Production unique en son genre devenue un phénomène grâce au bouche-à-oreille et un accueil critique favorable, cette série de science-fiction notée 4,4 sur 5 par les spectateurs d'AlloCiné est considérée comme une des meilleures œuvres télévisées de ces dernières années.

Son succès lui a valu de nombreuses nominations et récompenses grâce à sa première salve d'épisodes qui avait fasciné son public pour son intrigue haletante et ses nombreux rebondissements.

Et la deuxième saison de Severance a créé un engouement encore plus fou, qui a fait de la série la plus vue de tous les temps sur Apple TV+. Grâce la sortie de la saison 2 de la série créée par Dan Erickson et produite par Ben Stiller, la plateforme de streaming a connu une croissance de 126 % du nombre d’abonnés en janvier 2025.

Une série à laquelle on peut s'identifier

Si la majorité des fans louent l'écriture, les personnages, les rebondissements et l'univers qui n'est pas Lost de Severance, la série a su attirer un public pour sa thématique principale, entre Black Mirror et The Office.

Pour rappel, Severance raconte l'histoire de Mark Scout (Adam Scott), qui travaille pour Lumon Industries. Les employés de cette entreprise ont tous subi une opération chirurgicale de séparation entre leurs souvenirs liés à leur vie professionnelle et ceux liés à leur vie privée, qu'on appelle la "dissociation" ("severance", en anglais).

Une partie du public s'est identifiée à la série sur les conséquences que le travail peut avoir sur la santé mentale. Ben Stiller a d'ailleurs évoqué pour AlloCiné les retours qu'il avait pu avoir du public à ce sujet :

"Je pense que le moment où la série est enfin sortie, alors que nous l'avons préparée au pic de la pandémie, a été un heureux hasard. Je pense que cela a eu pour effet de permettre aux gens de faire un bilan de leur propre situation professionnelle et personnelle.
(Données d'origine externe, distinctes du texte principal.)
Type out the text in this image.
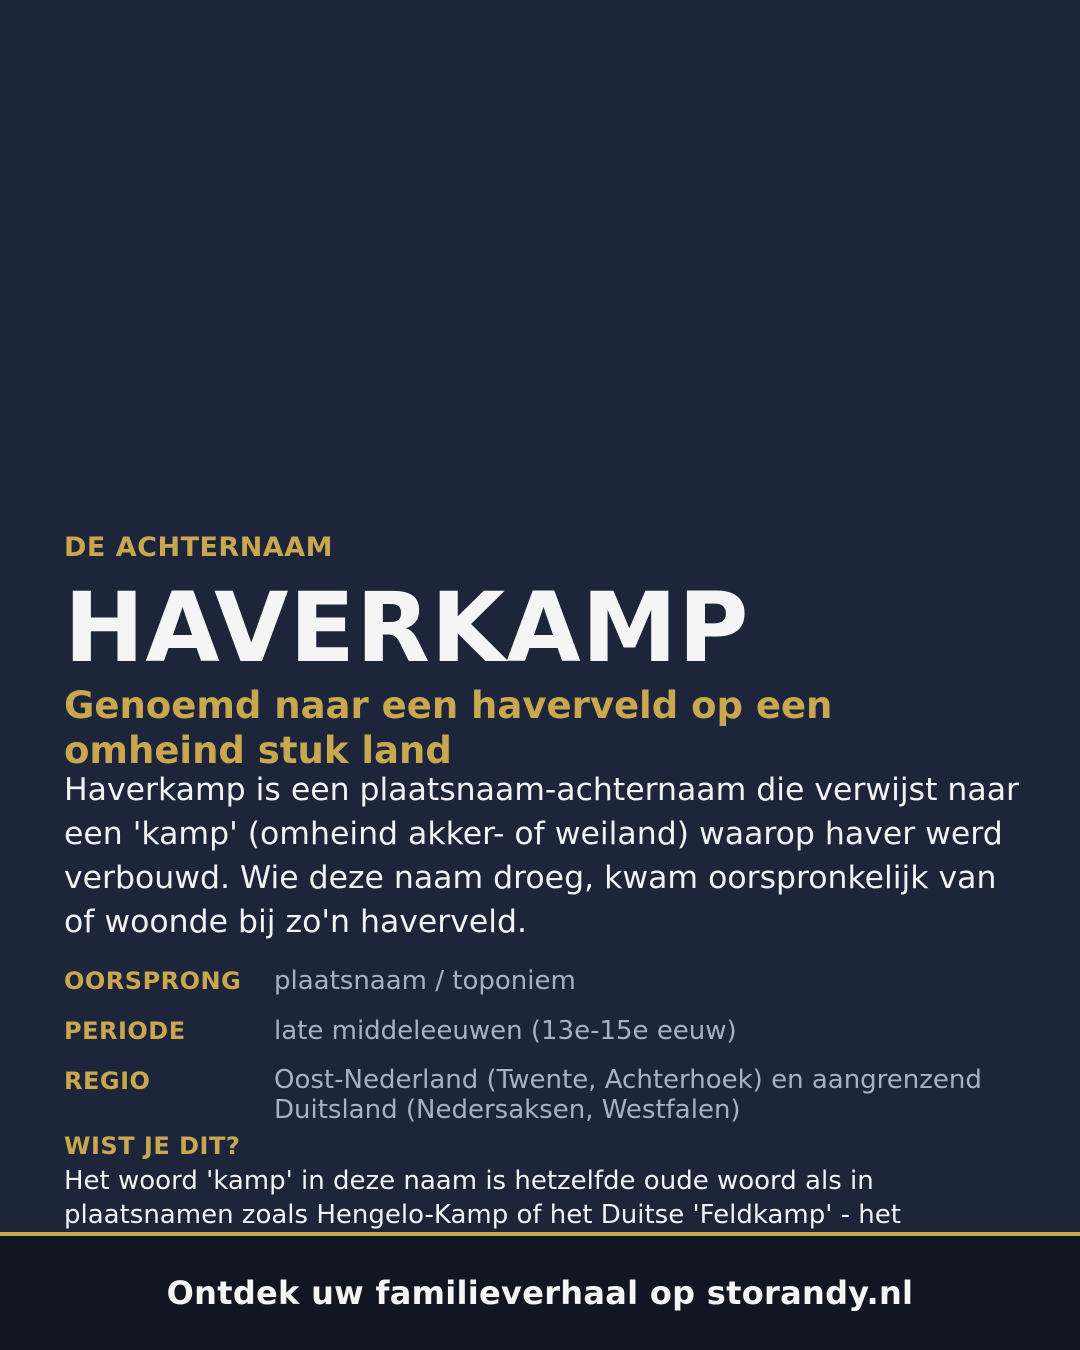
DE ACHTERNAAM
HAVERKAMP
Genoemd naar een haverveld op een omheind stuk land
Haverkamp is een plaatsnaam-achternaam die verwijst naar een 'kamp' (omheind akker- of weiland) waarop haver werd verbouwd. Wie deze naam droeg, kwam oorspronkelijk van of woonde bij zo'n haverveld.
OORSPRONG	plaatsnaam / toponiem
PERIODE	late middeleeuwen (13e-15e eeuw)
REGIO	Oost-Nederland (Twente, Achterhoek) en aangrenzend Duitsland (Nedersaksen, Westfalen)
WIST JE DIT?
Het woord 'kamp' in deze naam is hetzelfde oude woord als in plaatsnamen zoals Hengelo-Kamp of het Duitse 'Feldkamp' - het
Ontdek uw familieverhaal op storandy.nl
C'était vraiment intéressant d'entendre les retours des gens et de voir comment les gens réagissaient de différentes manières. Je sais qu'il y a un fan de la série qui était un vétéran de la guerre en Irak qui nous a parlé de ses expériences avec le stress post-traumatique.

Il s'est identifié d'une certaine manière à la série et s'est posé des questions sur la façon dont une puce de dissociation affecterait les gens de cette manière, sans traiter de souvenirs traumatisants. Et ainsi de suite, d'une extrémité à une autre du spectre, l’aspect étrange et amusant de la série, qui, je pense, est aussi, d’une certaine manière, une évasion amusante de la vraie vie."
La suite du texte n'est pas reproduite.